I find it difficult to understand the Protestant position sometimes. First, there are attacks on the Catholic Church for the crusades against Muslim aggressors, then centuries later when both sides are trying to cultivate peace and tolerance, there are further attacks.

I'd love to see some doctrinal statements where Francis says things that are alleged of him.
"I find it difficult to understand the Protestant position sometimes."

you may want to expand your reading list to include conservative, Catholic Church-loving news sites.
 

illini1959

Member
I don't think that's a right conjugation for the perfect. Just from Wikipedia: https://en.wikipedia.org/wiki/Perfect_(grammar)

The perfect tense or aspect (abbreviated perf or prf) is a verb form that indicates that an action or circumstance occurred earlier than the time under consideration, often focusing attention on the resulting state rather than on the occurrence itself. An example of a perfect construction is I have made dinner: although this gives information about a prior action (my making of the dinner), the focus is likely to be on the present consequences of that action (the fact that the dinner is now ready). The word perfect in this sense means "completed" (from Latin perfectum, which is the perfect passive participle of the verb perficere "to complete").

I really think you mean the aorist tense.

That interpretation really goes against the plain reading of the text and suggest more a theological gloss than anything. My claim isn't that John 20:23 is spelling out the sacrament of reconciliation in the way it is practiced today but rather than Jesus does mean to give authority to the apostles to forgive or retain sins and this goes beyond just acceptance or rejection of the gospel (because again, if that was all, it means the apostles actually don't do anything).

But Jesus did give others the power to heal or exorcise demons? That's a power of deity. Again, it comes down to how we understand God: whether He shares His authority with His Church or He doesn't.
I double checked Greek grammar sites/pages such as Robertson's Word Pictures, several Greek NT sites (just that, not by denomination specifically), Matt Slick, etc. and this is the common understanding. What it boils down to is that the apostles were given the authority to proclaim sins have been forgiven by Christ to those who believe but not to those who don't believe.

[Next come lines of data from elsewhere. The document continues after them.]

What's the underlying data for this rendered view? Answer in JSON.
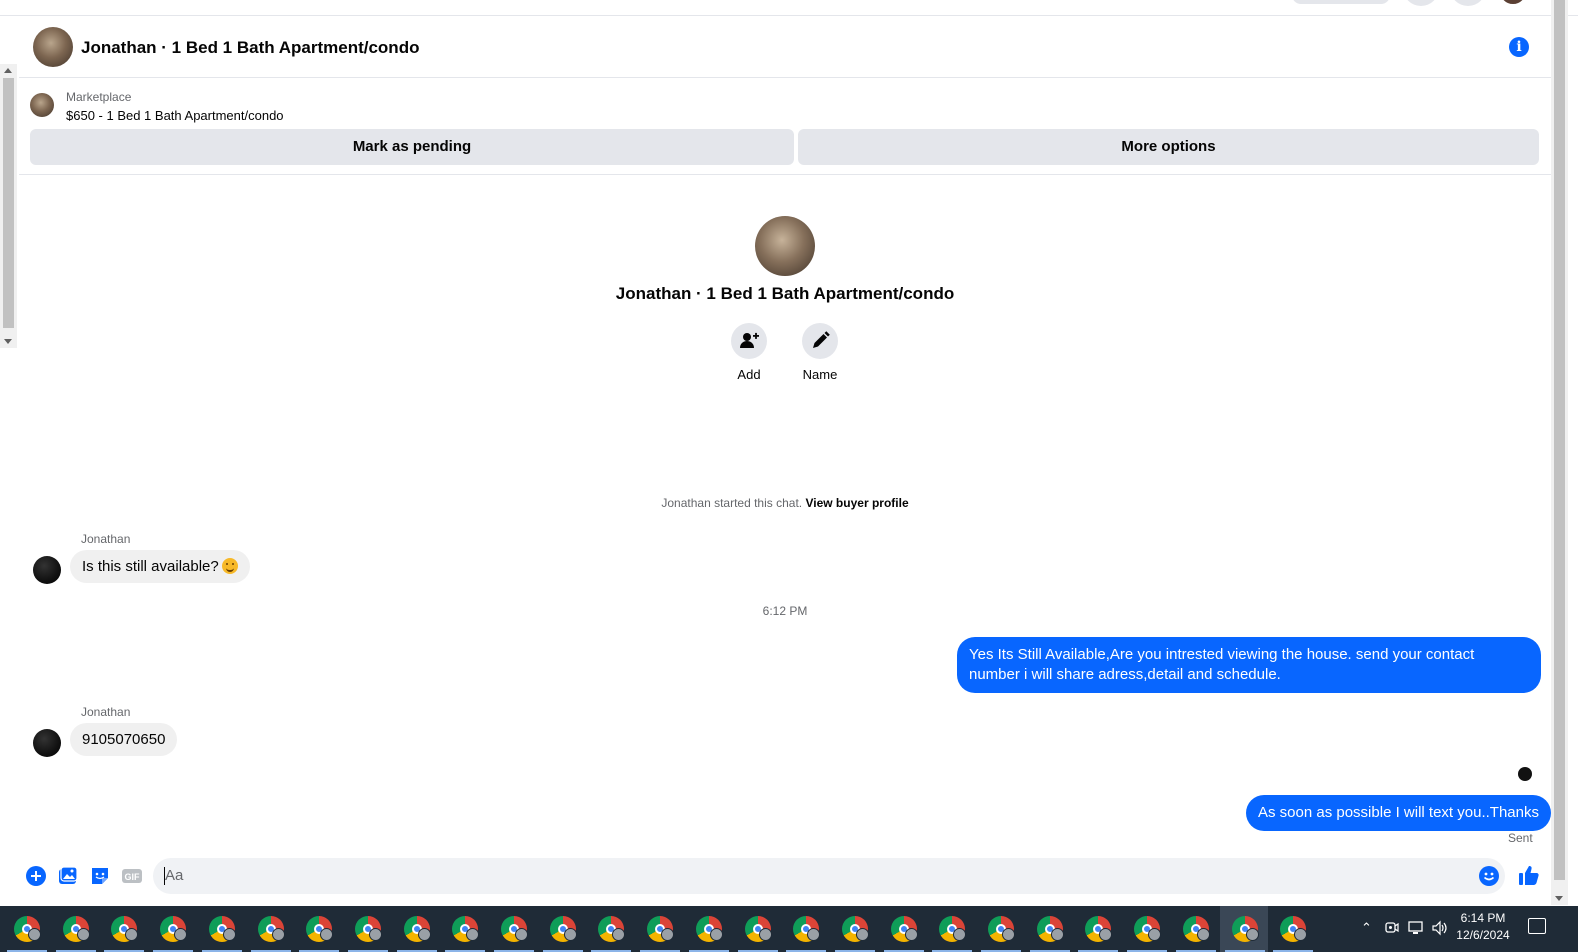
{
  "conversation": {
    "title": "Jonathan · 1 Bed 1 Bath Apartment/condo"
  },
  "listing": {
    "source": "Marketplace",
    "price_title": "$650 - 1 Bed 1 Bath Apartment/condo",
    "mark_pending_label": "Mark as pending",
    "more_options_label": "More options"
  },
  "profile": {
    "name": "Jonathan · 1 Bed 1 Bath Apartment/condo",
    "add_label": "Add",
    "name_label": "Name"
  },
  "chat": {
    "started_text": "Jonathan started this chat.",
    "view_buyer_profile": "View buyer profile",
    "timestamp": "6:12 PM",
    "messages": [
      {
        "sender": "Jonathan",
        "text": "Is this still available?",
        "direction": "incoming",
        "emoji": "smiling-face"
      },
      {
        "sender": "",
        "text": "Yes Its Still Available,Are you intrested viewing the house. send your contact number i will share adress,detail and schedule.",
        "direction": "outgoing"
      },
      {
        "sender": "Jonathan",
        "text": "9105070650",
        "direction": "incoming"
      },
      {
        "sender": "",
        "text": "As soon as possible I will text you..Thanks",
        "direction": "outgoing"
      }
    ],
    "sent_status": "Sent"
  },
  "composer": {
    "placeholder": "Aa",
    "gif_label": "GIF",
    "icons": [
      "plus-icon",
      "image-icon",
      "sticker-icon",
      "gif-icon",
      "emoji-icon",
      "like-icon"
    ]
  },
  "taskbar": {
    "time": "6:14 PM",
    "date": "12/6/2024",
    "app_count": 27
  },
  "colors": {
    "accent": "#0866ff",
    "bubble_incoming": "#f0f0f0",
    "button_bg": "#e4e6eb",
    "taskbar_bg": "#1f2b37"
  }
}
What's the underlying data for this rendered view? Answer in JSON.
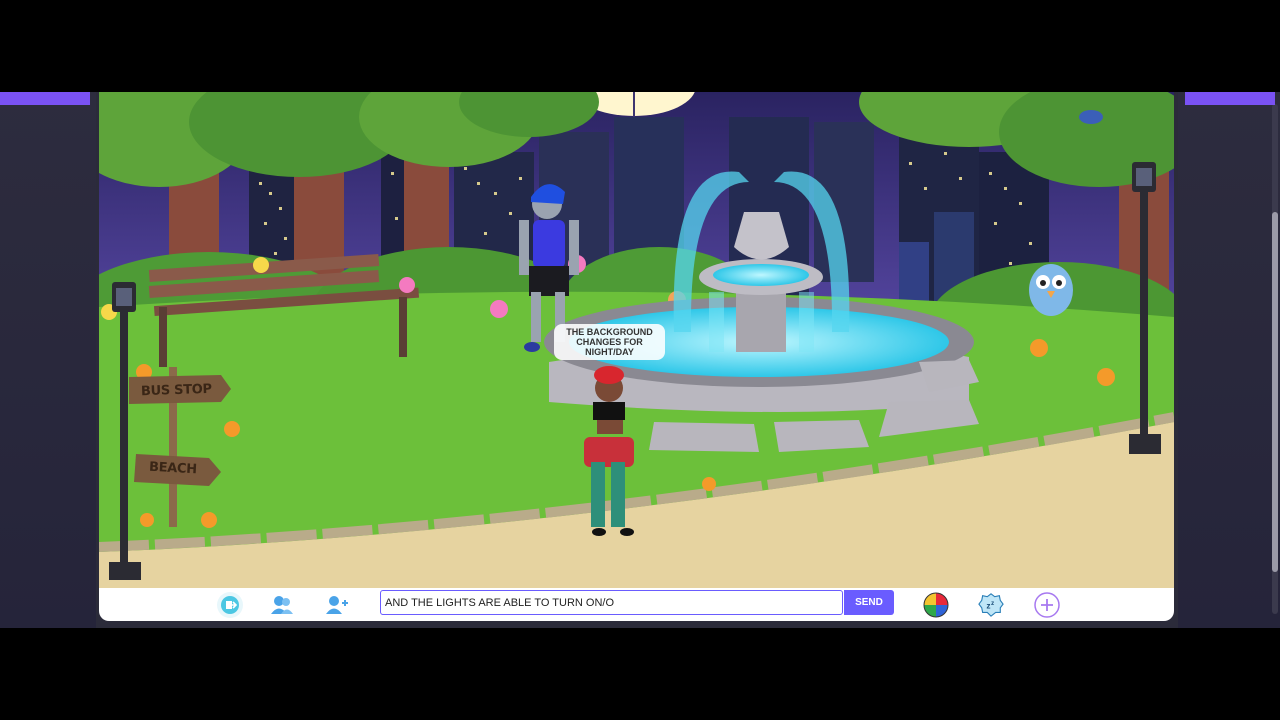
{
  "scene": {
    "speech_bubble": "THE BACKGROUND CHANGES FOR NIGHT/DAY",
    "signpost": {
      "top_label": "BUS STOP",
      "bottom_label": "BEACH"
    }
  },
  "bottom_bar": {
    "chat_input_value": "AND THE LIGHTS ARE ABLE TO TURN ON/O",
    "send_label": "SEND",
    "icons": [
      "exit-icon",
      "friends-icon",
      "add-friend-icon",
      "beach-ball-icon",
      "settings-badge-icon",
      "plus-icon"
    ]
  },
  "colors": {
    "accent": "#6a5cff",
    "top_strip": "#7a52f4",
    "sky": "#3a2f6e",
    "grass": "#6cc03a",
    "path": "#e3cf9a",
    "water": "#3fd0ec"
  }
}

As I said before, many times (not always) the "plain reading" is what's misleading without taking other things in context. We know only God forgives sins. Healing and casting out demons isn't equal to forgiveness of sin. Jesus and, later, the Holy Spirit gave gifts and abilities to believers to further His kingdom and build up the church (body of believers). Forgiveness only comes from Him.

Salvation is based solely acceptance or rejection of the gospel, not sure why you would think otherwise. If you think "if that was all" they did means they didn't do anything, you don't understand what the message of the gospel is.